Closed shaune0000 closed 3 months ago
Hi,
Could you please provide the screenshot of output/log? Because in my machine, directly running cache_warmup.ipynb
without any modification looks good to me (the cache_F_4.json and point_cloud.ply are already in this repo).
Thanks for reply.
I running on windows with env: python 3.11 torch 2.3.0+cu118 latest version of tinycudann
I got this while running.
My env: OS: Ubuntu 22.04 GPU: RTX A6000 Driver: 535.86.05 CUDA: 11.8 Python: 3.8 Pytorch: 2.0.1+cu118 tinycudann: 1.7
I apologize for the inconvenience, but this issue might stem from the implementation of tinycudann or an environment mismatch.
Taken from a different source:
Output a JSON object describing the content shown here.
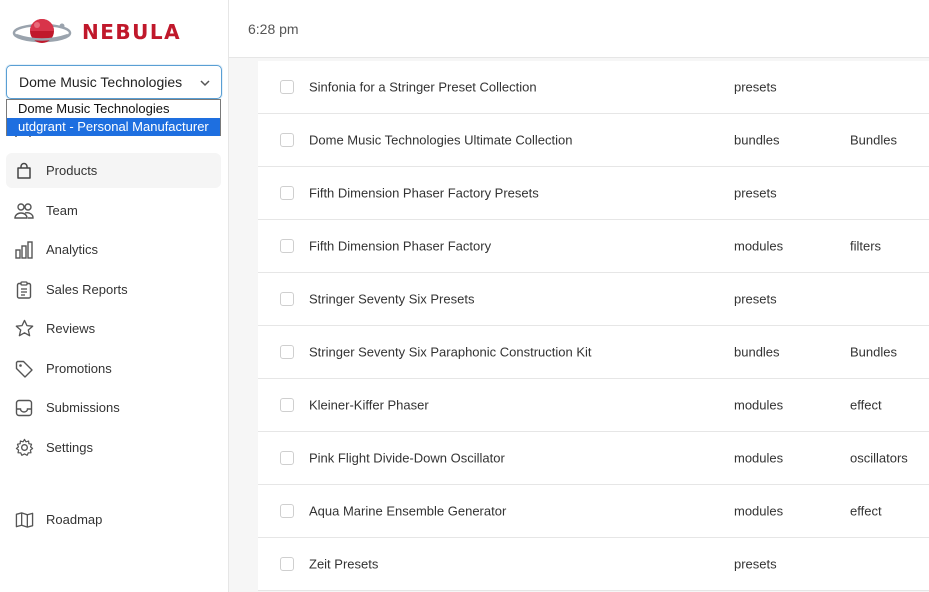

FYI, some researchers have successfully re-conduct the experiments from the pre-release code, others have not encountered the NaN issue, though they have faced other problems (for instance, see: https://github.com/SJoJoK/3DGStream/issues/7).
For debugging purposes, I recommend printing the inputs, outputs, and losses (loss_xyz, loss_rot, and loss_dummy). The appearance of NaN outputs is often linked to NaN values in losses or inputs, which can disrupt gradient-based optimization. Identifying the source of the NaN values can significantly simplify debugging. My personal practice is to print the sum of each tensor (e.g., masked_d_xyz.sum(), masked_d_rot.sum()) so that you can quickly identify any NaN values present.
Thank you for your reply. I think the problem has become clear after conducting some tests.
On Windows with PyTorch 2.0.1, it is possible to train NTC, but an issue arises with Gaussian rasterization, resulting in a DLL load failure while trying to train the Gaussian model. This problem is resolved in PyTorch 2.3.0, but somehow, the tinycudann network does not work when training NTC.
Therefore, sticking to the environment you mentioned will be okay.
Glad to help:)
Hi, there,
Thank you for the clear code and detailed steps provided. However, while running the test data through the NTC warmup section, I encountered an issue where all values returned by the tcnn model were NaNs starting from the second iteration. I am currently using the flame steak dataset for testing. Could I have missed something in the process?